Nummer: R-790
Betreft: [Klager] datum: 1 november 2018
De beroepscommissie als bedoeld in artikel 73, eerste lid, van de Penitentiaire beginselenwet (Pbw) heeft kennisgenomen van een bij het secretariaat van de Raad ingekomen beroepschrift, ingediend door mr. W.B.O. van Soest, namens […], verder te noemen klager, gericht tegen een op 20 maart 2018 genomen beslissing van de selectiefunctionaris, alsmede van de overige stukken, waaronder de bestreden beslissing.
Op grond van haar onderzoek overweegt en beslist de beroepscommissie als volgt.
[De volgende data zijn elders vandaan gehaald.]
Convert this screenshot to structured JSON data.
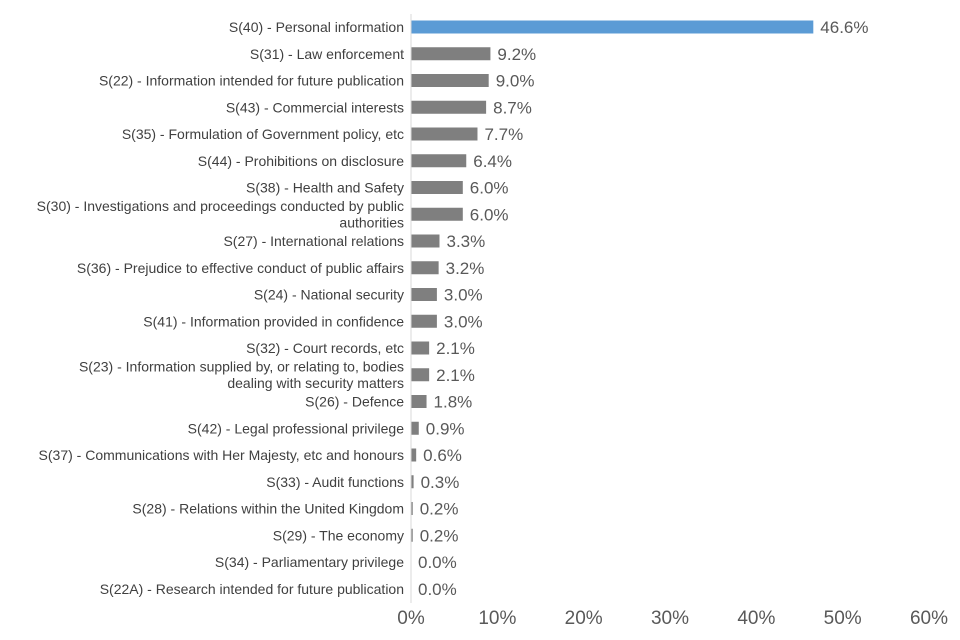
{
  "chart_data": {
    "type": "bar",
    "orientation": "horizontal",
    "title": "",
    "xlabel": "",
    "ylabel": "",
    "xlim": [
      0,
      60
    ],
    "x_ticks": [
      "0%",
      "10%",
      "20%",
      "30%",
      "40%",
      "50%",
      "60%"
    ],
    "x_tick_values": [
      0,
      10,
      20,
      30,
      40,
      50,
      60
    ],
    "grid": false,
    "legend": "none",
    "colors": {
      "highlight": "#5b9bd5",
      "default": "#7f7f7f",
      "axis": "#d9d9d9",
      "category_text": "#404040",
      "value_text": "#595959"
    },
    "categories": [
      "S(40) - Personal information",
      "S(31) - Law enforcement",
      "S(22) - Information intended for future publication",
      "S(43) - Commercial interests",
      "S(35) - Formulation of Government policy, etc",
      "S(44) - Prohibitions on disclosure",
      "S(38) - Health and Safety",
      "S(30) - Investigations and proceedings conducted by public authorities",
      "S(27) - International relations",
      "S(36) - Prejudice to effective conduct of public affairs",
      "S(24) - National security",
      "S(41) - Information provided in confidence",
      "S(32) - Court records, etc",
      "S(23) - Information supplied by, or relating to, bodies dealing with security matters",
      "S(26) - Defence",
      "S(42) - Legal professional privilege",
      "S(37) - Communications with Her Majesty, etc and honours",
      "S(33) - Audit functions",
      "S(28) - Relations within the United Kingdom",
      "S(29) - The economy",
      "S(34) - Parliamentary privilege",
      "S(22A) - Research intended for future publication"
    ],
    "category_lines": [
      [
        "S(40) - Personal information"
      ],
      [
        "S(31) - Law enforcement"
      ],
      [
        "S(22) - Information intended for future publication"
      ],
      [
        "S(43) - Commercial interests"
      ],
      [
        "S(35) - Formulation of Government policy, etc"
      ],
      [
        "S(44) - Prohibitions on disclosure"
      ],
      [
        "S(38) - Health and Safety"
      ],
      [
        "S(30) - Investigations and proceedings conducted by public",
        "authorities"
      ],
      [
        "S(27) - International relations"
      ],
      [
        "S(36) - Prejudice to effective conduct of public affairs"
      ],
      [
        "S(24) - National security"
      ],
      [
        "S(41) - Information provided in confidence"
      ],
      [
        "S(32) - Court records, etc"
      ],
      [
        "S(23) - Information supplied by, or relating to, bodies",
        "dealing with security matters"
      ],
      [
        "S(26) - Defence"
      ],
      [
        "S(42) - Legal professional privilege"
      ],
      [
        "S(37) - Communications with Her Majesty, etc and honours"
      ],
      [
        "S(33) - Audit functions"
      ],
      [
        "S(28) - Relations within the United Kingdom"
      ],
      [
        "S(29) - The economy"
      ],
      [
        "S(34) - Parliamentary privilege"
      ],
      [
        "S(22A) - Research intended for future publication"
      ]
    ],
    "values": [
      46.6,
      9.2,
      9.0,
      8.7,
      7.7,
      6.4,
      6.0,
      6.0,
      3.3,
      3.2,
      3.0,
      3.0,
      2.1,
      2.1,
      1.8,
      0.9,
      0.6,
      0.3,
      0.2,
      0.2,
      0.0,
      0.0
    ],
    "value_labels": [
      "46.6%",
      "9.2%",
      "9.0%",
      "8.7%",
      "7.7%",
      "6.4%",
      "6.0%",
      "6.0%",
      "3.3%",
      "3.2%",
      "3.0%",
      "3.0%",
      "2.1%",
      "2.1%",
      "1.8%",
      "0.9%",
      "0.6%",
      "0.3%",
      "0.2%",
      "0.2%",
      "0.0%",
      "0.0%"
    ],
    "highlight_index": 0
  }
}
1. De inhoud van de bestreden beslissing
De selectiefunctionaris heeft klager niet-ontvankelijk verklaard in zijn bezwaarschrift gericht tegen de beslissing hem over te plaatsen naar de gevangenis van de penitentiaire inrichting (p.i.) Zwaag te Hoorn.
2. De feiten
Klager is sedert 27 augustus 2015 gedetineerd. Hij verbleef in de gevangenis van de p.i. Nieuwegein. Op 22 januari 2018 is hij overgeplaatst naar de gevangenis van de p.i. Zwaag. Op 19 maart 2018 is klager geselecteerd voor overplaatsing naar de gevangenis van de p.i. Almelo, waar een regime van beperkte gemeenschap geldt.
3. De standpunten
3.1. Namens klager is het beroep als volgt toegelicht. Klager wil zijn detentieperiode rustig uitzitten en krijgt dit in de meer westelijk gelegen penitentiaire inrichtingen niet voor elkaar. Hij hoopt te kunnen worden overgeplaatst naar een meer rustige setting. Hij heeft vernomen dat de meer oostelijk gelegen penitentiaire inrichtingen een rustigere setting hebben, hetgeen alleen al blijkt uit het feit dat daar minder gedetineerden verblijven en men, getuige het aantal klachten dat daar wordt ingediend, minder problemen ondervindt. Klager heeft rust nodig om nog iets van zijn detentieperiode te maken in de hoop dat hij nog vrijheden mag genieten waarin hij een bestaan na detentie kan opbouwen.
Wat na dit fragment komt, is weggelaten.